Looking at a bolted bus bar connection, with some serious amperage and minimum surface area.
Material is silver plated 110 copper.
About 1200 amps per square inch of contact surface.

Any experience using a silver grease, to enhance conduction, and reduce resistance?
Any other products come to mind?

Thanks again.
That is quite a lot, considering that ”normal” rating for the bus bar itself is about 1kA/sqin!
What is the current density in the busbars itself? Makes difference if you run the busbars already extra hot and toasty and want to add some contact resistance losses on top of that.
 
Bus bars I have worked were bolted together using spring (belvue?) washers to keep connections tight over time.

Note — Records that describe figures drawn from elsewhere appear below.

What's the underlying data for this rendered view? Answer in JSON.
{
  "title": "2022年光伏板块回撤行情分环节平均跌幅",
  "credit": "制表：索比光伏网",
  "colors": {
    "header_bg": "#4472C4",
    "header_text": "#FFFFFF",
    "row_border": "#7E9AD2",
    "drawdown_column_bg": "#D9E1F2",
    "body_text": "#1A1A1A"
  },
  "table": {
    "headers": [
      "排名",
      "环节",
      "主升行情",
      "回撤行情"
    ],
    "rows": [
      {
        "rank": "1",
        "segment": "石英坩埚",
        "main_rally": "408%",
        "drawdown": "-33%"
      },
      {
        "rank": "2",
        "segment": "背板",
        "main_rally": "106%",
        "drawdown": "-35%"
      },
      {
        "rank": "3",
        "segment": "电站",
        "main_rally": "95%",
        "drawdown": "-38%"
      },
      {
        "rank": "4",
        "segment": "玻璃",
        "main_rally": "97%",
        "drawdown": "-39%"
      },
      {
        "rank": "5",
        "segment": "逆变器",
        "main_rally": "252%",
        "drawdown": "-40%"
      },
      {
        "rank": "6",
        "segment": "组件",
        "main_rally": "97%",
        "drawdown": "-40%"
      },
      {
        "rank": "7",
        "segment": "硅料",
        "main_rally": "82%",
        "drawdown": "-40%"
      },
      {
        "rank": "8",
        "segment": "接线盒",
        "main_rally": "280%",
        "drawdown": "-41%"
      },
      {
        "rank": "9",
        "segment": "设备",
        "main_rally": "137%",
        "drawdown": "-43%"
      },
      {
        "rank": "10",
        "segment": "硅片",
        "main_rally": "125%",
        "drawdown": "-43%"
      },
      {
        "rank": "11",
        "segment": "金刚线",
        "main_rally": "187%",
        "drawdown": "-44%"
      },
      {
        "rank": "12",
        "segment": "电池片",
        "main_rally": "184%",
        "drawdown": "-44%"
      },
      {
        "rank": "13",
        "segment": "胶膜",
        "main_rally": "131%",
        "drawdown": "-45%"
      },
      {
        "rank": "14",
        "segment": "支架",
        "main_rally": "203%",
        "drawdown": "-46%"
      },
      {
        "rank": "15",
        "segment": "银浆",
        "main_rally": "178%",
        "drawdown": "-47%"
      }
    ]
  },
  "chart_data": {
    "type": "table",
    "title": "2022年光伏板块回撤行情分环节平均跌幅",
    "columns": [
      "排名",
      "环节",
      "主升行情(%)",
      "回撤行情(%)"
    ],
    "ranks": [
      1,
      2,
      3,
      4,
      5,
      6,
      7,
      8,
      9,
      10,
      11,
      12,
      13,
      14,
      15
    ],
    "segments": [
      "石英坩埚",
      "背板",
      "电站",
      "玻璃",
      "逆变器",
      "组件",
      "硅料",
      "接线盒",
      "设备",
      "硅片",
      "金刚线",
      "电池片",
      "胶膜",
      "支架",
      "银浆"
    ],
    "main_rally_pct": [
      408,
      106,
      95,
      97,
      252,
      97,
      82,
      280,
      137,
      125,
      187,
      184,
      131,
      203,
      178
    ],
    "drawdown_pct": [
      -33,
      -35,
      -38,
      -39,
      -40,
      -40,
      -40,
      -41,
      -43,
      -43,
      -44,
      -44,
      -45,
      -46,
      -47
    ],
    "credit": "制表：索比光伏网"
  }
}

Same around here. Belleville washers are pretty much standard on bus bar bolting. 50 000 amp bus bars have more than a few bolts to tighten.
 
I just bought a small tube of silver conductive grease MG chemicals #8463 for a different purpose as we use a copper braided battery ground cable to bond the boat propeller shaft , Thought it might help to keep corrosion and wear down, haven't tried it yet but I did put an ohm meter across a dab of it and it doesn't seem to be as conductive as I would think. Seems similar to No-lox used for electrical wiring with dissimilar metals. I like the idea of copper never seize, should of tried that, a lot cheaper. I see more than 1 K ohm across a dab of this stuff so doesn't seem that conductive to me but maybe it is in a thinner film thickness?
8463 - Silver Conductive Grease - Conductive Greases | MG Chemicals
 
Be sure you have electrical grease, not heat transfer grease. Electrical grease is normally used on draw out circuit breaker stubs. Clean joints, silver plated or bright acid tin plated. The handbook says to use petrolatum or other special compounds to exclude air. No particular clamping pressures are given, but the tighter the better. One item to be careful of is thermal expansion. 1000 amp per sq inch is standard max current density for open buss bar. The actual density is determined by a heating test, max average temp of 30C over 40C ambient. Max spot temp is 35C.

Tom
 
I've never heard of using any kind of grease to increase conduction in electrical connections, only as an anti-seize, or to prevent corrosion. Silver conductive grease is normally for heat conduction, not electrical conduction.